Risks to the overall Market (from Rosenberg):


1. Double-dip risks have been averted
We disagree with this new-found consensus view. People don’t see that the principal driver of economic growth in Q3 was a 30%-plus annualized surge in auto production (related to the GM IPO). This alone added 1½-percentage points to current quarter growth — for an economy that likely expanded at a 1-2% rate, which means that pretty well all, if not most, of the GDP gains were situated in automotive assemblies. The fact that ISM new orders and backlogs fell so sharply in September, together with the 5% slide in August automotive shipments, is a tell-tale sign that this contribution to GDP growth will reverse course in the fourth quarter, when indeed, odds of a renewed contraction in GDP are nontrivial.
Moreover, from our lens, after netting out the massive inventory contribution to headline GDP growth in the last year, we have real final sales growth running at a mere 0.8% annual rate.

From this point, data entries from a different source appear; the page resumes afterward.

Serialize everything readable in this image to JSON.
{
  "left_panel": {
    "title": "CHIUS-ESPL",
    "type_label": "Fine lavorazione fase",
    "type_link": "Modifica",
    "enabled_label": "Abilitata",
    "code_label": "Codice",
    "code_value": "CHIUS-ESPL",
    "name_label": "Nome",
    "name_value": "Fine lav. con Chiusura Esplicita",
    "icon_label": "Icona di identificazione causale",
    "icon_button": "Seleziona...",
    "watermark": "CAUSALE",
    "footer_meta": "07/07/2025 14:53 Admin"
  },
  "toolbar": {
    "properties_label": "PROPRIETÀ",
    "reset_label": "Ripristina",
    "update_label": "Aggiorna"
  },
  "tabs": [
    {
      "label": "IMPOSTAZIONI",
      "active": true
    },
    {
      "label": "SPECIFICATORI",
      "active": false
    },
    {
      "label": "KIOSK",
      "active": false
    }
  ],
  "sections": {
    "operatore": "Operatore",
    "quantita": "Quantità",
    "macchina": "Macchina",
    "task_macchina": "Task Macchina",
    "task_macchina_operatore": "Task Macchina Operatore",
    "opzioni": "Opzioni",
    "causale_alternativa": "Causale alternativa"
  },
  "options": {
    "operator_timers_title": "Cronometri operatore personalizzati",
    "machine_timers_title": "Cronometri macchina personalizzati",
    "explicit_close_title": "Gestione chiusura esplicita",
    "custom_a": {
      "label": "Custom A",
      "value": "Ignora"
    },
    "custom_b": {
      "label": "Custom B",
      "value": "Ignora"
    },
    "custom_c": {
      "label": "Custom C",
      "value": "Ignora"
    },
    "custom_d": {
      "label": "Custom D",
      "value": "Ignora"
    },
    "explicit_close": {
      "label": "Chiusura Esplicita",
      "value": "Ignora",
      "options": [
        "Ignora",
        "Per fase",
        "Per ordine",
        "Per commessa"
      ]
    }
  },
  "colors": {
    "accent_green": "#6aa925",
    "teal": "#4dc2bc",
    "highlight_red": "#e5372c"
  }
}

Assuming that the inventory rebuild process has hit its peak, and that we do end up seeing 1.7 percentage points of fiscal restraint (in terms of GDP impact) for 2011 (under status quo fiscal policy), then arithmetically the economy will end up contracting 0.9% next year barring a major offsetting positive aggregate shock to domestic spending.
2. A muddle-through economy will generate $95 of earnings next year
Indeed, this is the bottom-up S&P 500 operating EPS estimate that is currently driving equity valuations — if you don’t believe it, then go to page 26 of Barron’s (Facing Up to the Real Third Quarter). That would be a 14% gain on top of this year’s anticipated 36% bounce. But here’s the problem, the economy is no longer accelerating, it is decelerating. And to show how a sub-2% real GDP growth can wreak havoc with corporate earnings when margins are close to peaks rather than troughs, the national accounts data show vividly that on a sequential seasonally-adjusted basis, pre-tax corporate earnings (without IVA and CCA) barely rose at all in Q2 (+0.9% QoQ). So continued double-digit YoY growth (the consensus is +24% for Q3) is masking the slowdown evident on a quarter-by-quarter basis.
$95 of earnings next year on the S&P 500 — this is the bottom-up estimate that is currently driving equity valuations

Here’s the rub: to get that $95 operating EPS for 2011, we either need to see at least 7% nominal GDP growth, which last happened in 1989 when inflation was 5%, not close to zero, or margins manage to reach new all-time highs. We won't entirely rule this out, but will give it 1-in-25 odds of occurring. All we can say is that the base case is for low single-digit nominal growth and some margin compression so frankly we could be looking at something closer to a $75 earnings stream next year. Moreover, when one slaps on a 10x multiple on that — consistent with the economic uncertainty commensurate with a post-bubble deleveraging cycle — then getting to 750 at some point in the S&P 500 is not at all out of the question.